Puisque les personnes les plus riches tendent à diversifier leurs investissements, toute perte liée au secteur des combustibles fossiles représenterait moins de 1 % de la richesse nette de ce groupe. Lorsque les chercheurs ont répété l’expérience pour le Royaume-Uni et d’autres pays européens, ils sont parvenus à des résultats similaires.
« Investir dans des actifs irrécupérables est l’équivalent d’acheter une pomme pourrie », juge M. Chancel. « Dans ce cas-ci, la pomme est pourrie en raison de la crise climatique. Qui possède ces pommes pourries? Nous avons constaté que la grande majorité d’entre elles appartiennent aux 10 % les plus riches de la population. »
Par comparaison, 3,5 % des pertes financières affecteraient la moitié la plus pauvre de la population américaine. Et si ces pertes financières représentent une plus grande part de la richesse de ce groupe, le fait que ces personnes soient moins bien nanties signifie que lesdites pertes pourraient être plus facilement compensées, soit à hauteur de 9 milliards de dollars, en Europe, et 12 milliards aux États-Unis.
Au dire des auteurs de l’étude, il existerait trois méthodes, pour les gouvernements, d’amasser ces montants. Par exemple, l’État pourrait imposer une taxe carbone. Il serait aussi possible de renégocier leurs dépendances envers les compagnies de production d’électricité et ainsi utiliser l’argent économisé.
Enfin, une taxe « modeste » pour les plus riches donnerait l’occasion de financer la compensation des pertes des moins bien nantis.

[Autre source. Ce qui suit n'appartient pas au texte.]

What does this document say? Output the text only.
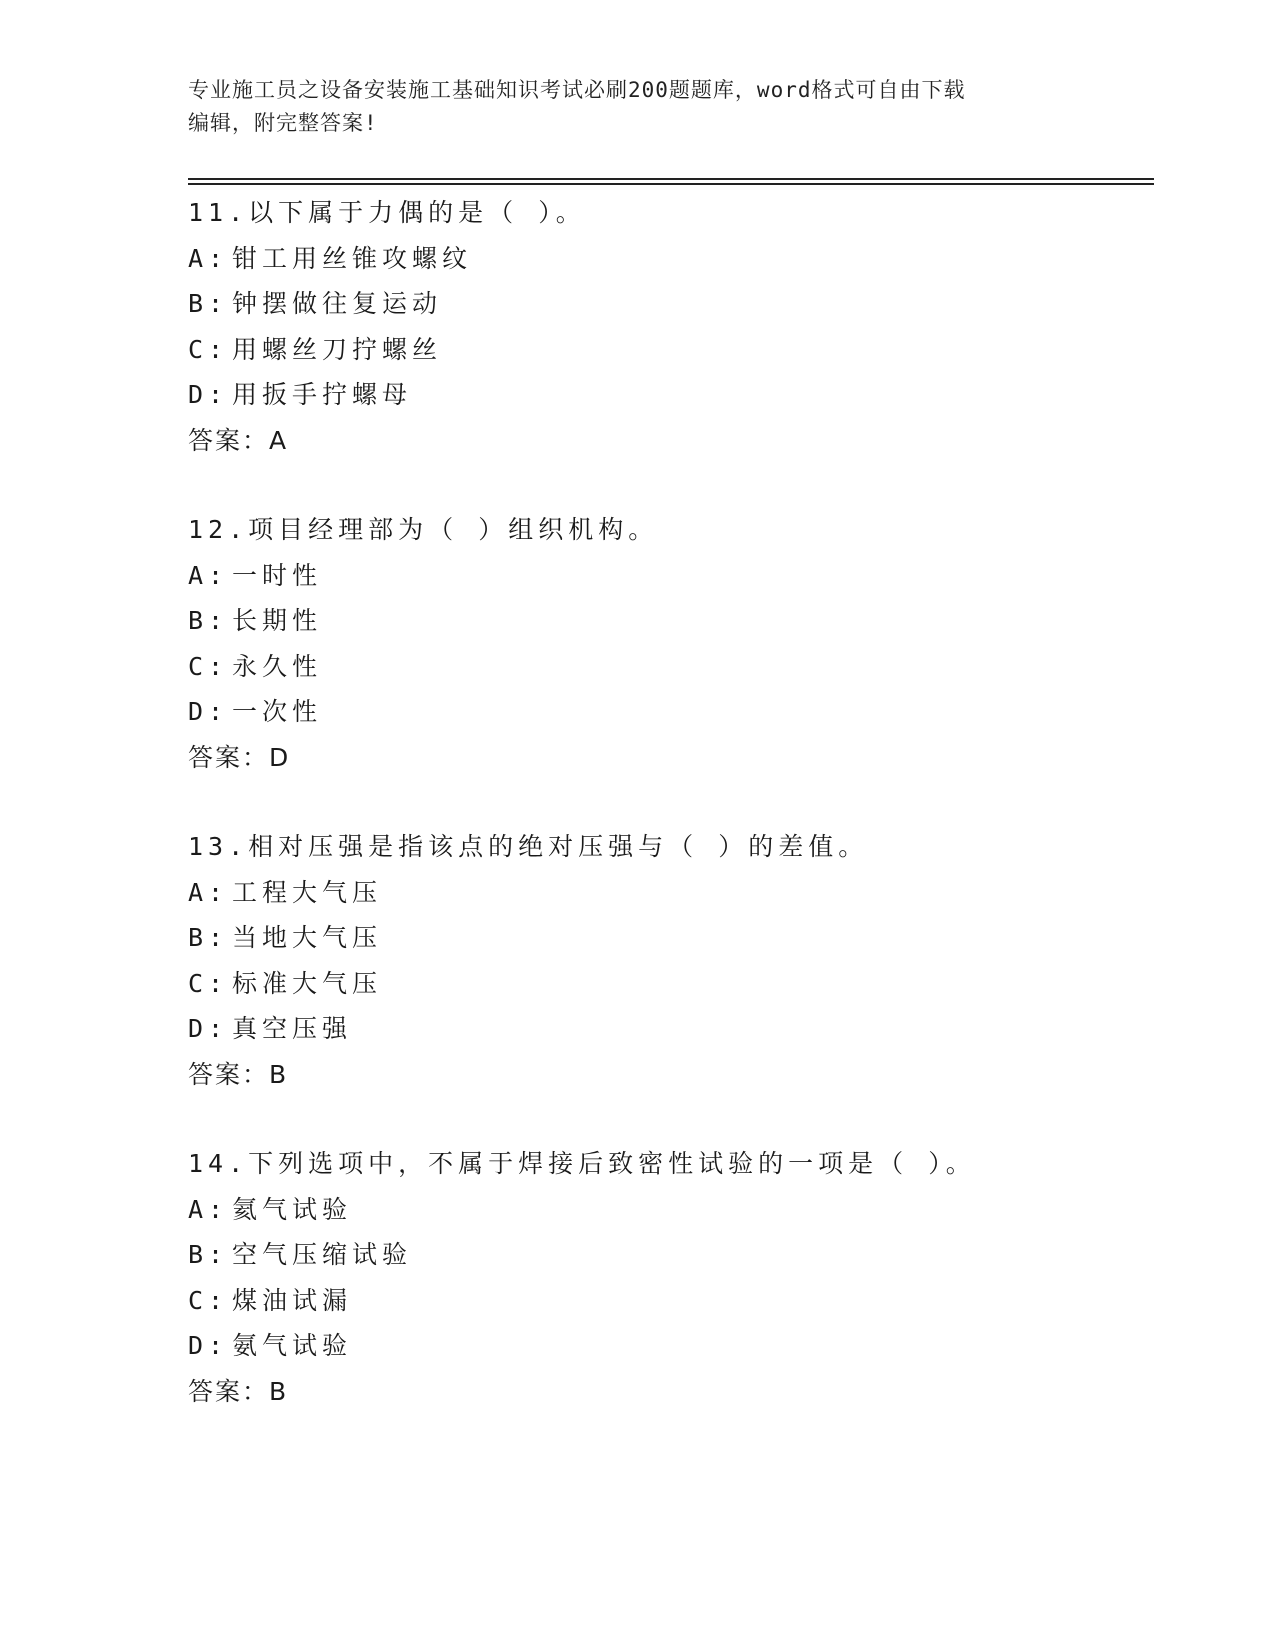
专业施工员之设备安装施工基础知识考试必刷200题题库，word格式可自由下载
编辑，附完整答案!
11.以下属于力偶的是（ ）。
A: 钳工用丝锥攻螺纹
B: 钟摆做往复运动
C: 用螺丝刀拧螺丝
D: 用扳手拧螺母
答案：A
12.项目经理部为（ ）组织机构。
A: 一时性
B: 长期性
C: 永久性
D: 一次性
答案：D
13.相对压强是指该点的绝对压强与（ ）的差值。
A: 工程大气压
B: 当地大气压
C: 标准大气压
D: 真空压强
答案：B
14.下列选项中，不属于焊接后致密性试验的一项是（ ）。
A: 氦气试验
B: 空气压缩试验
C: 煤油试漏
D: 氨气试验
答案：B
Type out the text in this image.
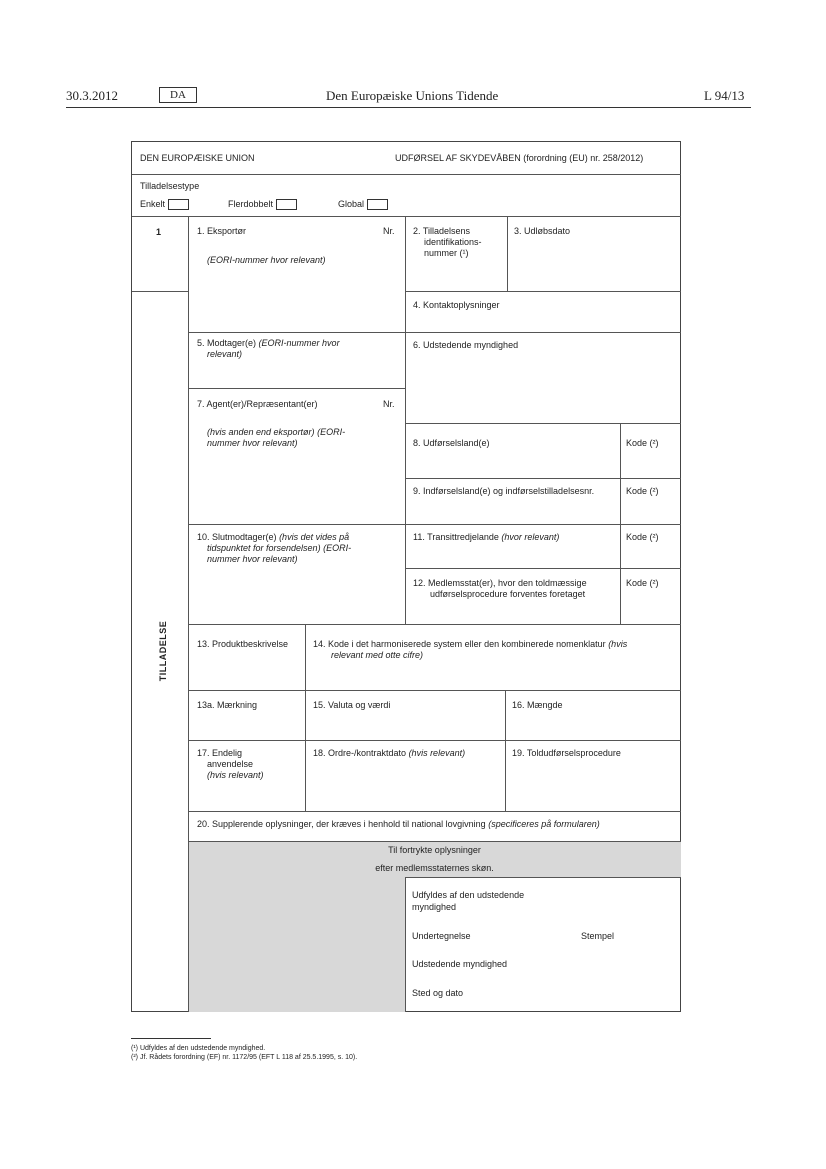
30.3.2012	DA	Den Europæiske Unions Tidende	L 94/13
DEN EUROPÆISKE UNION	UDFØRSEL AF SKYDEVÅBEN (forordning (EU) nr. 258/2012)
Tilladelsestype
Enkelt	Flerdobbelt	Global
1
TILLADELSE
1. Eksportør	Nr.
(EORI-nummer hvor relevant)
2. Tilladelsens
identifikations-
nummer (¹)
3. Udløbsdato
4. Kontaktoplysninger
5. Modtager(e) (EORI-nummer hvor
relevant)
6. Udstedende myndighed
7. Agent(er)/Repræsentant(er)	Nr.
(hvis anden end eksportør) (EORI-
nummer hvor relevant)	8. Udførselsland(e)	Kode (²)
9. Indførselsland(e) og indførselstilladelsesnr.	Kode (²)
10. Slutmodtager(e) (hvis det vides på
tidspunktet for forsendelsen) (EORI-
nummer hvor relevant)
11. Transittredjelande (hvor relevant)	Kode (²)
12. Medlemsstat(er), hvor den toldmæssige
udførselsprocedure forventes foretaget
Kode (²)
13. Produktbeskrivelse	14. Kode i det harmoniserede system eller den kombinerede nomenklatur (hvis
relevant med otte cifre)
13a. Mærkning	15. Valuta og værdi	16. Mængde
17. Endelig
anvendelse
(hvis relevant)
18. Ordre-/kontraktdato (hvis relevant)	19. Toldudførselsprocedure
20. Supplerende oplysninger, der kræves i henhold til national lovgivning (specificeres på formularen)
Til fortrykte oplysninger
efter medlemsstaternes skøn.
Udfyldes af den udstedende
myndighed
Undertegnelse	Stempel
Udstedende myndighed
Sted og dato
(¹) Udfyldes af den udstedende myndighed.
(²) Jf. Rådets forordning (EF) nr. 1172/95 (EFT L 118 af 25.5.1995, s. 10).
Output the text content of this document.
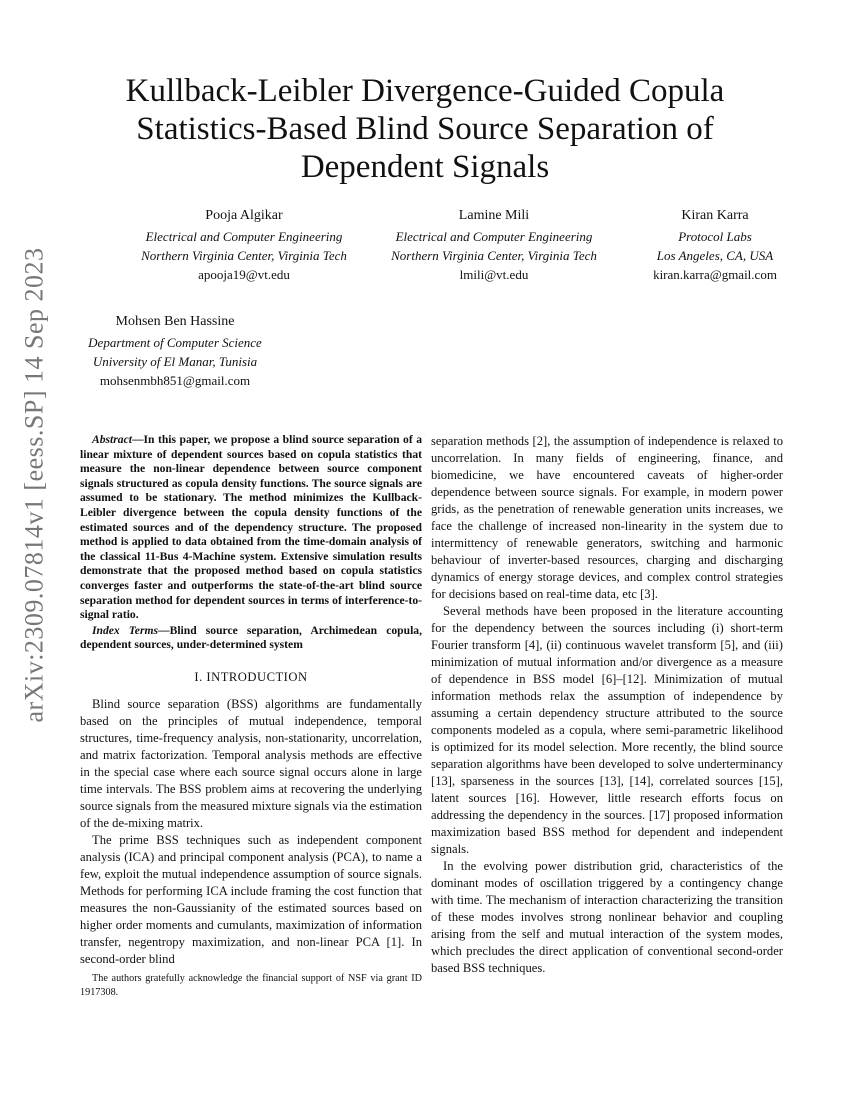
arXiv:2309.07814v1 [eess.SP] 14 Sep 2023
Kullback-Leibler Divergence-Guided Copula Statistics-Based Blind Source Separation of Dependent Signals
Pooja Algikar
Electrical and Computer Engineering
Northern Virginia Center, Virginia Tech
apooja19@vt.edu
Lamine Mili
Electrical and Computer Engineering
Northern Virginia Center, Virginia Tech
lmili@vt.edu
Kiran Karra
Protocol Labs
Los Angeles, CA, USA
kiran.karra@gmail.com
Mohsen Ben Hassine
Department of Computer Science
University of El Manar, Tunisia
mohsenmbh851@gmail.com

Abstract—In this paper, we propose a blind source separation of a linear mixture of dependent sources based on copula statistics that measure the non-linear dependence between source component signals structured as copula density functions. The source signals are assumed to be stationary. The method minimizes the Kullback-Leibler divergence between the copula density functions of the estimated sources and of the dependency structure. The proposed method is applied to data obtained from the time-domain analysis of the classical 11-Bus 4-Machine system. Extensive simulation results demonstrate that the proposed method based on copula statistics converges faster and outperforms the state-of-the-art blind source separation method for dependent sources in terms of interference-to-signal ratio.

Index Terms—Blind source separation, Archimedean copula, dependent sources, under-determined system

I. INTRODUCTION

Blind source separation (BSS) algorithms are fundamentally based on the principles of mutual independence, temporal structures, time-frequency analysis, non-stationarity, uncorrelation, and matrix factorization. Temporal analysis methods are effective in the special case where each source signal occurs alone in large time intervals. The BSS problem aims at recovering the underlying source signals from the measured mixture signals via the estimation of the de-mixing matrix.

The prime BSS techniques such as independent component analysis (ICA) and principal component analysis (PCA), to name a few, exploit the mutual independence assumption of source signals. Methods for performing ICA include framing the cost function that measures the non-Gaussianity of the estimated sources based on higher order moments and cumulants, maximization of information transfer, negentropy maximization, and non-linear PCA [1]. In second-order blind

The authors gratefully acknowledge the financial support of NSF via grant ID 1917308.

separation methods [2], the assumption of independence is relaxed to uncorrelation. In many fields of engineering, finance, and biomedicine, we have encountered caveats of higher-order dependence between source signals. For example, in modern power grids, as the penetration of renewable generation units increases, we face the challenge of increased non-linearity in the system due to intermittency of renewable generators, switching and harmonic behaviour of inverter-based resources, charging and discharging dynamics of energy storage devices, and complex control strategies for decisions based on real-time data, etc [3].

Several methods have been proposed in the literature accounting for the dependency between the sources including (i) short-term Fourier transform [4], (ii) continuous wavelet transform [5], and (iii) minimization of mutual information and/or divergence as a measure of dependence in BSS model [6]–[12]. Minimization of mutual information methods relax the assumption of independence by assuming a certain dependency structure attributed to the source components modeled as a copula, where semi-parametric likelihood is optimized for its model selection. More recently, the blind source separation algorithms have been developed to solve underterminancy [13], sparseness in the sources [13], [14], correlated sources [15], latent sources [16]. However, little research efforts focus on addressing the dependency in the sources. [17] proposed information maximization based BSS method for dependent and independent signals.

In the evolving power distribution grid, characteristics of the dominant modes of oscillation triggered by a contingency change with time. The mechanism of interaction characterizing the transition of these modes involves strong nonlinear behavior and coupling arising from the self and mutual interaction of the system modes, which precludes the direct application of conventional second-order based BSS techniques.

« Il y a cette idée que la population en général devrait s’opposer aux politiques climatiques qui créent des avoirs irrécupérables, parce que leurs retraites sont à risque, ou carrément leur épargne », écrit l’un des chercheurs. « Il est vrai que certains avoirs sont à risque, mais dans les pays riches, cela ne justifie pas l’inaction gouvernementale, puisqu’il en coûterait bien peu d’argent pour compenser le tout. »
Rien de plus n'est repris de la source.